Системам искусственного интеллекта, пытающимся овладеть естественным языком, трудно справиться с неоднозначностью контекста. В конце испытаний, необходимых для получения премии Лёбнера, часто предлагается набор заданий Винограда (названных по имени их автора, стэнфордского профессора), которые очень быстро выявляют чатботов, не способных разобраться в неоднозначностях, присущих языку. Взять хотя бы слово «они» в следующем предложении:
Городские власти отказали демонстрантам в разрешении, потому что они [боялись/хотели] беспорядков.
Выбор между «боялись» и «хотели» явно зависит от того, к кому относится слово «они». Человек сможет разобраться в этой ситуации благодаря пониманию контекста и ранее полученным знаниям, а вот машине сделать это чрезвычайно трудно. Во фразах Винограда используются сложность, богатство и неоднозначность естественного языка.
Вот, например, два задания Винограда, которые получил алгоритм Mitsuku в рамках теста Тьюринга 2017 года:
Я пытался открыть замок ключом, но кто-то засунул в замочную скважину комок жвачки, и я не мог его вытащить. Что я не мог вытащить? Приз не влезает в коричневый чемодан, потому что он слишком маленький. Что слишком маленькое?
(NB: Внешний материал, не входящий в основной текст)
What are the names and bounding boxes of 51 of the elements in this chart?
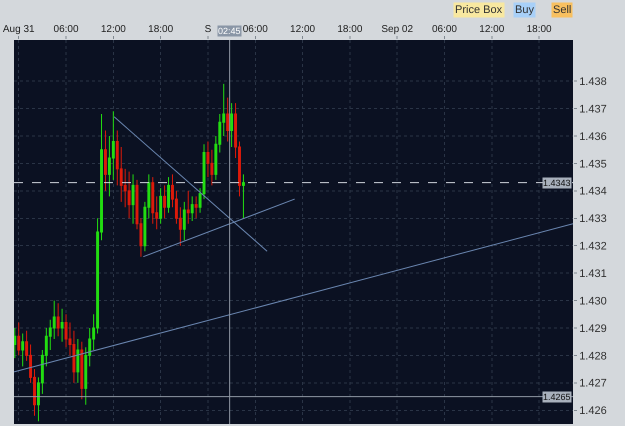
y-tick-label: 1.437 (579, 103, 607, 116)
y-tick-label: 1.431 (579, 268, 607, 280)
candlestick (132, 174, 135, 224)
y-tick-label: 1.436 (579, 130, 607, 143)
y-tick-label: 1.426 (579, 405, 607, 418)
x-tick-label: 18:00 (337, 24, 363, 35)
candlestick (128, 171, 131, 219)
x-tick-label: Aug 31 (2, 24, 36, 35)
text: Sell (553, 4, 572, 16)
x-tick-label: S (204, 24, 212, 35)
x-tick-label: 06:00 (242, 24, 268, 35)
x-tick-label: 18:00 (526, 24, 552, 35)
y-tick-label: 1.433 (579, 213, 607, 226)
candlestick (104, 130, 107, 192)
y-tick-label: 1.432 (579, 240, 607, 253)
candlestick (159, 188, 162, 224)
candlestick (76, 338, 80, 384)
x-tick-label: 12:00 (479, 24, 505, 35)
x-tick-label: 12:00 (100, 24, 126, 35)
candlestick (17, 322, 20, 356)
candlestick (190, 196, 194, 222)
y-tick-label: 1.429 (579, 322, 607, 335)
candlestick (194, 196, 198, 219)
x-tick-label: 12:00 (290, 24, 316, 35)
candlestick (80, 341, 84, 400)
candlestick (167, 176, 170, 214)
candlestick (60, 308, 64, 342)
text: Price Box (455, 4, 503, 16)
candlestick (14, 328, 16, 359)
y-tick-label: 1.427 (579, 378, 607, 390)
x-tick-label: 06:00 (432, 24, 458, 35)
ref-line-label: 1.4265 (543, 392, 571, 402)
x-tick-label: 06:00 (54, 24, 79, 35)
candlestick (21, 332, 24, 367)
y-tick-label: 1.428 (579, 350, 607, 362)
candlestick (182, 201, 186, 241)
y-tick-label: 1.434 (579, 186, 607, 198)
y-tick-label: 1.438 (579, 76, 607, 88)
candlestick (163, 184, 166, 219)
ref-line-label: 1.4343 (543, 178, 571, 188)
candlestick (242, 174, 245, 219)
text: Buy (515, 4, 534, 16)
ref-line-label: 02:45 (218, 26, 241, 36)
candlestick (230, 102, 234, 148)
candlestick (56, 302, 60, 337)
x-tick-label: Sep 02 (381, 24, 414, 35)
candlestick (186, 190, 190, 224)
y-tick-label: 1.430 (579, 295, 607, 308)
candlestick (226, 97, 230, 142)
y-tick-label: 1.435 (579, 158, 607, 170)
x-tick-label: 18:00 (148, 24, 174, 35)
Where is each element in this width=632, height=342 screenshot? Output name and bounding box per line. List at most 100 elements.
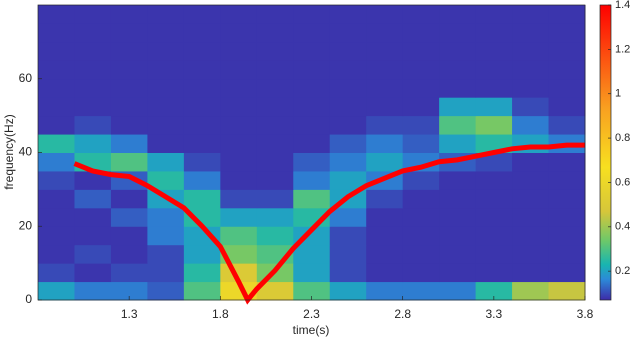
heatmap-cell	[476, 208, 513, 227]
heatmap-cell	[439, 79, 476, 98]
heatmap-cell	[147, 116, 184, 135]
heatmap-cell	[476, 60, 513, 79]
heatmap-cell	[330, 282, 367, 301]
heatmap-cell	[476, 97, 513, 116]
heatmap-cell	[476, 189, 513, 208]
heatmap-cell	[147, 245, 184, 264]
heatmap-cell	[111, 116, 148, 135]
heatmap-cell	[330, 23, 367, 42]
heatmap-cell	[74, 226, 111, 245]
heatmap-cell	[111, 79, 148, 98]
heatmap-cell	[293, 153, 330, 172]
heatmap-cell	[147, 208, 184, 227]
x-tick-label: 1.8	[212, 307, 229, 321]
heatmap-cell	[512, 60, 549, 79]
heatmap-cell	[184, 23, 221, 42]
heatmap-cell	[330, 97, 367, 116]
heatmap-cell	[439, 23, 476, 42]
heatmap-cell	[184, 263, 221, 282]
heatmap-cell	[220, 226, 257, 245]
heatmap-cell	[220, 23, 257, 42]
heatmap-cell	[257, 60, 294, 79]
heatmap-cell	[184, 189, 221, 208]
heatmap-cell	[184, 171, 221, 190]
heatmap-cell	[184, 42, 221, 61]
heatmap-cell	[74, 97, 111, 116]
heatmap-cell	[293, 42, 330, 61]
heatmap-cell	[439, 208, 476, 227]
heatmap-cell	[512, 245, 549, 264]
heatmap-cell	[439, 97, 476, 116]
heatmap-cell	[257, 23, 294, 42]
heatmap-cell	[366, 23, 403, 42]
heatmap-cell	[403, 245, 440, 264]
heatmap-cell	[111, 42, 148, 61]
heatmap-cell	[293, 189, 330, 208]
heatmap-cell	[476, 116, 513, 135]
heatmap-cell	[330, 153, 367, 172]
heatmap-cell	[38, 208, 75, 227]
heatmap-cell	[184, 116, 221, 135]
heatmap-cell	[366, 245, 403, 264]
heatmap-cell	[330, 208, 367, 227]
heatmap-cell	[439, 282, 476, 301]
heatmap-cell	[257, 79, 294, 98]
heatmap-cell	[38, 42, 75, 61]
heatmap-cell	[220, 189, 257, 208]
heatmap-cell	[38, 226, 75, 245]
heatmap-cell	[476, 23, 513, 42]
heatmap-cell	[549, 97, 586, 116]
heatmap-cell	[220, 171, 257, 190]
colorbar-tick-label: 0.6	[615, 176, 630, 188]
heatmap-cell	[257, 97, 294, 116]
heatmap-cell	[403, 226, 440, 245]
heatmap-cell	[257, 153, 294, 172]
heatmap-cell	[38, 5, 75, 24]
heatmap-cell	[512, 97, 549, 116]
heatmap-cell	[147, 134, 184, 153]
heatmap-cell	[257, 116, 294, 135]
heatmap-cell	[147, 5, 184, 24]
heatmap-cell	[184, 134, 221, 153]
heatmap-cell	[366, 116, 403, 135]
heatmap-cell	[220, 134, 257, 153]
heatmap-cell	[38, 189, 75, 208]
heatmap-cell	[403, 79, 440, 98]
heatmap-cell	[439, 5, 476, 24]
heatmap-cell	[549, 42, 586, 61]
heatmap-cell	[184, 97, 221, 116]
heatmap-cell	[330, 263, 367, 282]
heatmap-cell	[403, 42, 440, 61]
heatmap-cell	[330, 5, 367, 24]
heatmap-cell	[549, 23, 586, 42]
heatmap-cell	[366, 208, 403, 227]
heatmap-cell	[220, 79, 257, 98]
heatmap-cell	[74, 208, 111, 227]
heatmap-cell	[476, 226, 513, 245]
heatmap-cell	[257, 226, 294, 245]
heatmap-cell	[549, 245, 586, 264]
heatmap-cell	[184, 245, 221, 264]
heatmap-cell	[38, 97, 75, 116]
heatmap-cell	[512, 23, 549, 42]
heatmap-cell	[366, 226, 403, 245]
heatmap-cell	[257, 208, 294, 227]
heatmap-cell	[512, 189, 549, 208]
heatmap-cell	[476, 42, 513, 61]
heatmap-cell	[147, 226, 184, 245]
heatmap-cell	[74, 189, 111, 208]
heatmap-cell	[220, 153, 257, 172]
heatmap-cell	[147, 79, 184, 98]
heatmap-cell	[257, 189, 294, 208]
heatmap-cell	[366, 60, 403, 79]
heatmap-cell	[38, 245, 75, 264]
heatmap-cell	[403, 189, 440, 208]
heatmap-cell	[439, 116, 476, 135]
heatmap-cell	[512, 226, 549, 245]
heatmap-cell	[403, 116, 440, 135]
heatmap-cell	[330, 134, 367, 153]
heatmap-cell	[38, 116, 75, 135]
heatmap-cell	[549, 189, 586, 208]
heatmap-cell	[74, 23, 111, 42]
Как у нас развивается умение ориентироваться в сложностях языка? Наш человеческий код формируется и настраивается годами вербального взаимодействия с другими людьми. В детстве мы узнаем, как работает язык, на собственном опыте, делаем ошибки, учимся. Позволят ли наконец новые средства машинного обучения научить алгоритмы работать с естественным языком? В интернете имеется гигантский набор данных по примерам употребления языка. Почему же мы не можем просто выпустить алгоритм в интернет, чтобы он научился разбираться в неоднозначностях, заложенных в этих фразах?
Лингвистов поражает, насколько малое количество речи требуется услышать ребенку, чтобы обрести способность понимать других людей и взаимодействовать с ними. Ноам Хомский считает это доказательством того, что способности к языку заложены в нас с рождения. То есть мы не учимся с нуля, а как бы запрограммированы по старомодной нисходящей модели. Если это так, системам машинного обучения будет очень нелегко научиться языку по одной только, хоть и огромной, базе данных языкового употребления.
Один из наиболее впечатляющих примеров работы алгоритмов со сложностями естественного языка появился несколько лет назад, чуть более десятилетия спустя после того, как суперкомпьютеру DeepBlue компании IBM удалось отобрать шахматную корону у тогдашнего чемпиона мира Гарри Каспарова.
В 2011 году внимание IBM привлекли состязания, радикально отличающиеся от шахмат или го: компания решила попытать счастья в американской телевизионной игре Jeopardy!.
Jeopardy! – это, по сути, телевизионная викторина с заданиями на общую эрудицию. Поскольку компьютер может просто найти информацию в Википедии, может показаться, что она мало что может сказать о способностях алгоритма. Но игру в Jeopardy! делает по-настоящему трудной формат заданий. Они формулируются в некотором смысле наоборот: ведущий зачитывает нечто похожее на ответ на вопрос, а участники игры должны назвать вопрос к этому ответу. Например, задание может гласить: «Название этого элемента с атомным номером 27 может входить в названия синей и зеленой красок», а его решением будет вопрос: «Что такое “кобальт”?»
Чтобы победить в Jeopardy! нужно понять вопрос, располагать обширной информационной базой и как можно быстрее выбрать из нее наиболее вероятный ответ. Задания, используемые в игре, очень часто содержат двусмысленности, игру слов, каламбуры и обманчивые подсказки, так что даже человеку бывает очень нелегко добраться до смысла вопроса. Из-за неоднозначности вопросов алгоритму почти невозможно добиться стопроцентной точности. Но разработчики из IBM и не гнались за максимальной точностью: они хотели лишь, чтобы их алгоритм был лучше других участников викторины. Хотя кое-кто в IBM считал, что проект, ставящий своей целью победу в такой банальной игре, – пустая трата времени и средств, другие настаивали, что его успешное завершение означало бы качественный скачок в способности машин интерпретировать смысл речи.